For information purposes only. The views and opinions expressed here are those of the author at the time of writing and can change; they may not represent the views of Premier Miton and should not be taken as statements of fact, nor should they be relied upon for making investment decisions.
In this cycle, the market has believed on a number of distinct occasions that the US Federal Reserve is about to pivot towards a more dovish stance. Each time there has been a clear response by markets. Each time the market has ended up being disappointed.
Understandably, each time the market’s pivot belief is driven by weak data, whether that in turn was driven by a specific event or not, for example the invasion of Ukraine or the regional bank crisis. This time, the market has again become turbo charged by lower than expected US inflation data.
Obviously at some point the Fed will pivot towards a more dovish approach but why has the market been so consistently wrong? In part, it’s perfectly understandable to try to anticipate the peak in the cycle and also markets know that lower rates are generally good for markets, so there’s a wishful element to their thinking.
However, it’s also evident that the Fed’s work is incomplete (see graph). Compounding that, the market’s response to the belief that the Fed will become more dovish and loosen policy, in fact loosens policy itself, for example by US Treasury yields moving lower. This sometimes unhelpful feedback loop is something the Fed is very aware of.

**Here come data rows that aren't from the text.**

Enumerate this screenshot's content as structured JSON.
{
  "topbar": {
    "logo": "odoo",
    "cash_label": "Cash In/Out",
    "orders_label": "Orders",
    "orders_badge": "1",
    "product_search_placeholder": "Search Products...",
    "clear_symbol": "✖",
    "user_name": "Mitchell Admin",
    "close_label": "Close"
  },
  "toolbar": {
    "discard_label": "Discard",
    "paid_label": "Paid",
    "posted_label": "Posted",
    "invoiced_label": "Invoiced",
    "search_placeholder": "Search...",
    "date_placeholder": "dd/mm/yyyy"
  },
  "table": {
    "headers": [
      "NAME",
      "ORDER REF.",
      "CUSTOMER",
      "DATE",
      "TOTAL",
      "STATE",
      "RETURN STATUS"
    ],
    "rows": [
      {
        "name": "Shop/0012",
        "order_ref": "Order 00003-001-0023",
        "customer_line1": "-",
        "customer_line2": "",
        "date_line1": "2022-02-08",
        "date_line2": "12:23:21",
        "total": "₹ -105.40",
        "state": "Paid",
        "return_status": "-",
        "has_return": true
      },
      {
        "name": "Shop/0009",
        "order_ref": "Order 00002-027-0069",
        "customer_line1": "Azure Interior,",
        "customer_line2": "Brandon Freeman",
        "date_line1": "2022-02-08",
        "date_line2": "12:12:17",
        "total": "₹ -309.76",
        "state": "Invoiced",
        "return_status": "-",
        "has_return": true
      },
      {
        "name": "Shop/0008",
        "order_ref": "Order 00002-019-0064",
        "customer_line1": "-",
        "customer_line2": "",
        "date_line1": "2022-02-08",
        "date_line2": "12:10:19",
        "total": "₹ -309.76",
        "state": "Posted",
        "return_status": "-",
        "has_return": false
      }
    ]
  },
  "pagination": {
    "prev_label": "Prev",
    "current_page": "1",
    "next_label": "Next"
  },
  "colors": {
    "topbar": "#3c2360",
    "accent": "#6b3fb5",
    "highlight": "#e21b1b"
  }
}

Core inflation metrics are heading towards central bank targets but remain someway off
Source: Bloomberg, data from 30.05.2018 to 17.11.2023
It’s generally been stubborn inflation and hawkish Fed comments, which are clearly closely related, which have put paid to the previous convictions around a dovish pivot in this cycle. That said, the day the Fed pivots is coming ever closer: inflation is falling, unemployment is rising and the clamour for keeping inflation under control is fading, while concerns about over-tightening are growing.

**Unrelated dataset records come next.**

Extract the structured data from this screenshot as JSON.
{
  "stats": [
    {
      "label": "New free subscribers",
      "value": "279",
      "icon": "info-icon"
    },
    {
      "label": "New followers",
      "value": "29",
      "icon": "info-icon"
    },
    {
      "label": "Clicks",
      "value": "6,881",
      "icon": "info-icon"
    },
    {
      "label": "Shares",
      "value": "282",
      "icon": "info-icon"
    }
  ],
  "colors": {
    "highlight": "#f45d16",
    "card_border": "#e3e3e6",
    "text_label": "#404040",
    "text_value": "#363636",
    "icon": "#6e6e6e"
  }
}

To that end it’s worth thinking about where inflation goes from here. In the short term, the lower oil price will be applying cyclical pressures for disinflation, as will slowing economic growth. In the medium term we believe that structural factors like deglobalisation, resource constraints and very loose fiscal policy will apply powerful upwards pressure on inflation. At the minimum, we expect inflation to be more volatile and to be an uncomfortable force for central banks.
As a result of our higher for longer inflation base case, we expect bonds and equities to continue to be positively correlated. So, when thinking about portfolio construction, we look beyond bonds for diversification of equities, for example gold, the US dollar and Japanese and Indian equity.